Une sorte de Quasimodo maladroit sur quatre pattes, reste brièvement dans la
lumière, puis disparaît dans un déhanchement.
Je freine de toutes mes forces et tout se qui était sur la lunette arrière
part valser dans l'habitacle et sur Alberto et Aziz, assoupis sur la banquette
arrière.
—Qu'est ce qui se passe ? Qu'est ce qu'il y a ?
—Un monstre. J'ai vu un monstre, là !
—Un monstre ? Où ?
J'indique l'endroit, devant nous, maintenant vide.
—Qu'est ce que tu as vu, exactement ?
—Je ne sais pas. Je n'ai jamais rien vu de semblable. Une sorte de cheval
tordu et difforme, en plus grand.
Ils rient.
Ils se tordent de rire tous les deux.
Ils me regardent, sans doute encore pâle de ma frousse, et repartent de plus
belle.

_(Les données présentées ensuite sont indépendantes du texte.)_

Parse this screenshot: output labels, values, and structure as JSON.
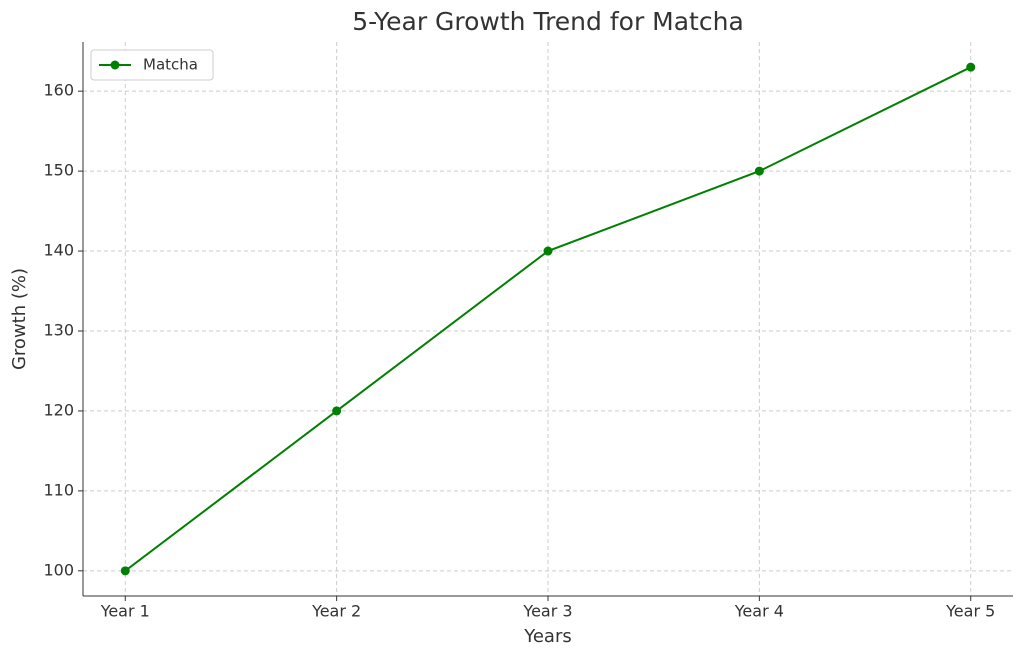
{
  "chart_data": {
    "type": "line",
    "title": "5-Year Growth Trend for Matcha",
    "x_label": "Years",
    "y_label": "Growth (%)",
    "categories": [
      "Year 1",
      "Year 2",
      "Year 3",
      "Year 4",
      "Year 5"
    ],
    "series": [
      {
        "name": "Matcha",
        "color": "#008000",
        "values": [
          100,
          120,
          140,
          150,
          163
        ]
      }
    ],
    "ylim": [
      96.85,
      166.15
    ],
    "yticks": [
      100,
      110,
      120,
      130,
      140,
      150,
      160
    ],
    "grid": true,
    "legend": "upper left"
  }
}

Ils pleurent de rire.
—Un monstre ! Ah, ah, ah, ah, ah !
—Tu as vu un élan ! Ah, ah, ah, ah, ah !
—Il avait de cornes, des bois, sur sa tête ?
—Non. Une grosse tête. Comme un cheval enflé.
—Une femelle. Une femelle élan. Rassure-toi, c'est l'heure où ils sortent
des sous-bois pour manger.
Nous repartons, moi toujours au volant, mais l'oeil aux aguets, au cas où un
autre élan traverserait brusquement la route.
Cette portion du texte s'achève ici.